Correr sete fontes/ Curar quebradura
«Depois, à meia-noite, esperava-se pela meia-noite, iam-se correr as sete fontes. Tinham que ser sete fontes, donde não se vissem umas das outras! Levava-se um caldeirinho(1), pa’(2) se tirar a água de cada fonte. E umas lavavam a cara e outras bebiam. Era a tradição. Beber água.
Era o milagre que São João fazia: havia meninos (meninos ou meninas, crianças, não é?) quebradas(3) e que, nessa noite, eram passadas no meio de duas vergontas(4) de marmeleiro. Tinha que ir uma Maria e um João e ia a criança que era quebrada.

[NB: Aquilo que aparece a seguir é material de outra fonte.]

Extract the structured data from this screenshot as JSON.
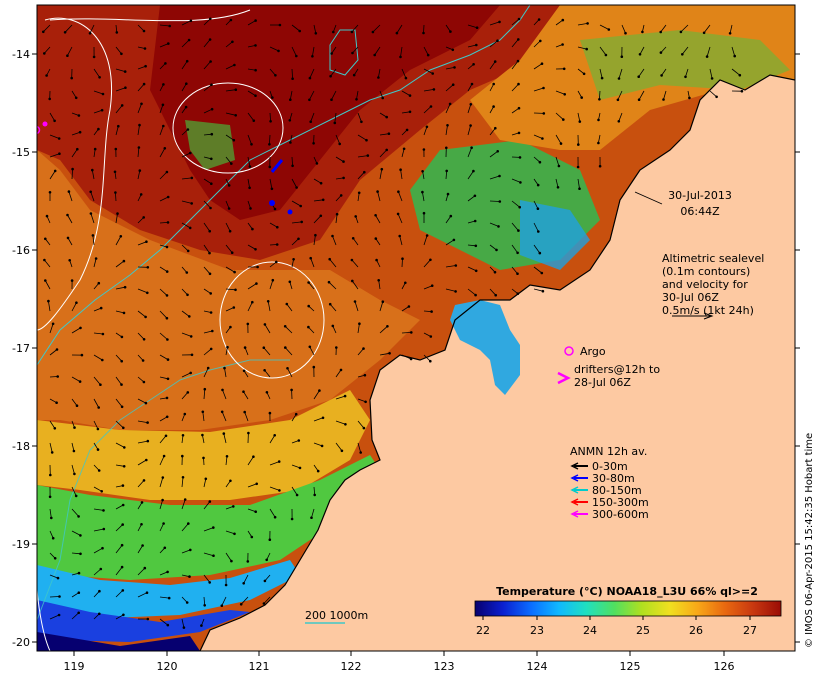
{
  "map": {
    "lon_ticks": [
      "119",
      "120",
      "121",
      "122",
      "123",
      "124",
      "125",
      "126"
    ],
    "lat_ticks": [
      "-14",
      "-15",
      "-16",
      "-17",
      "-18",
      "-19",
      "-20"
    ],
    "timestamp": {
      "date": "30-Jul-2013",
      "time": "06:44Z"
    },
    "altimetry_note": [
      "Altimetric sealevel",
      "(0.1m contours)",
      "and velocity for",
      "30-Jul 06Z",
      "0.5m/s (1kt 24h)"
    ],
    "argo_label": "Argo",
    "drifters_label": [
      "drifters@12h to",
      "28-Jul 06Z"
    ],
    "anmn": {
      "title": "ANMN 12h av.",
      "items": [
        {
          "label": "0-30m",
          "color": "#000000"
        },
        {
          "label": "30-80m",
          "color": "#0000ff"
        },
        {
          "label": "80-150m",
          "color": "#00cccc"
        },
        {
          "label": "150-300m",
          "color": "#ff0000"
        },
        {
          "label": "300-600m",
          "color": "#ff00ff"
        }
      ]
    },
    "isobath_label": "200  1000m",
    "colorbar": {
      "title": "Temperature (°C) NOAA18_L3U 66% ql>=2",
      "ticks": [
        "22",
        "23",
        "24",
        "25",
        "26",
        "27"
      ],
      "colors": [
        "#08006e",
        "#0a1fd0",
        "#0a6cff",
        "#10b8ff",
        "#20e0c0",
        "#50e060",
        "#b0e020",
        "#f0e020",
        "#f8a818",
        "#e86810",
        "#c83810",
        "#9a0c06"
      ]
    },
    "credit": "© IMOS 06-Apr-2015 15:42:35 Hobart time",
    "colors": {
      "land": "#fdc9a2",
      "sea_deep_warm": "#a40a04",
      "sea_warm": "#d86a16",
      "sea_mid": "#f0a818",
      "sea_green": "#40c840",
      "sea_cyan": "#20b8f0",
      "sea_blue": "#1040e0",
      "sea_navy": "#060070",
      "isobath": "#40c8c8",
      "contour": "#ffffff"
    }
  }
}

Quando se chegava a esse dito marmeleiro – portanto tinha que ser distanciado e durante um ano a criança não podia passar por além, por aqueles lados -, levava-se a criança, abria-se a vergonta ao meio, levava-se umas tiras de um cueiro(5) (agora dizem fraldas, mas dantes era cueiros), rasgava-se uma tira, passava-se a criança. O João passava pà(6) Maria, primeiro. O João dizia: - Toma lá, Maria. – Passava a criança pelo meio das vergontas. A Maria apanhava e depois a Maria dizia: - Deita cá, João – depois tornava a passá-la: - Toma lá um menino podre e dá-me cá um são.
Depois da criança ser passada assim, as três vezes, as vergontas uniam-se muito bem unidas: eram enroladas com aquela tira do cueiro e bem atada. E ficava assim. Durante um ano, se as vergontas do marmeleiro colassem o menino ficava curado. Se o menino não se curasse, as vergontas não colavam. Mas a principio… Nós lá tínhamos, essa fé e que acontecia isso. Viu-se esses exemplos muitas vezes. Eu já não sou nova, mas também não sou assim muito velha, mas sempre ouvi contar isto à minha mãe, à minha avó. E que dava certo.»
Maria Luísa, Zebreira (Idanha-a-Nova), Setembro de 2010
Glossário:
(1) Caldeirinho – vaso, no caso pequeno, para tirar água dos poços.
(2) Pa’ – abreviatura de “para” (usadade modo informal e coloquial).
(3) Quebradas – com uma hérnia.
(4) Vergontas – o mesmo que vergônteas: varas tenras, ramos.
(5) Cueiro – pano com que envolvem as crianças de colo, principalmente as pernas e as nádegas.
(6) Pó - abreviatura oral, de uso informal e coloquial, de “para o”.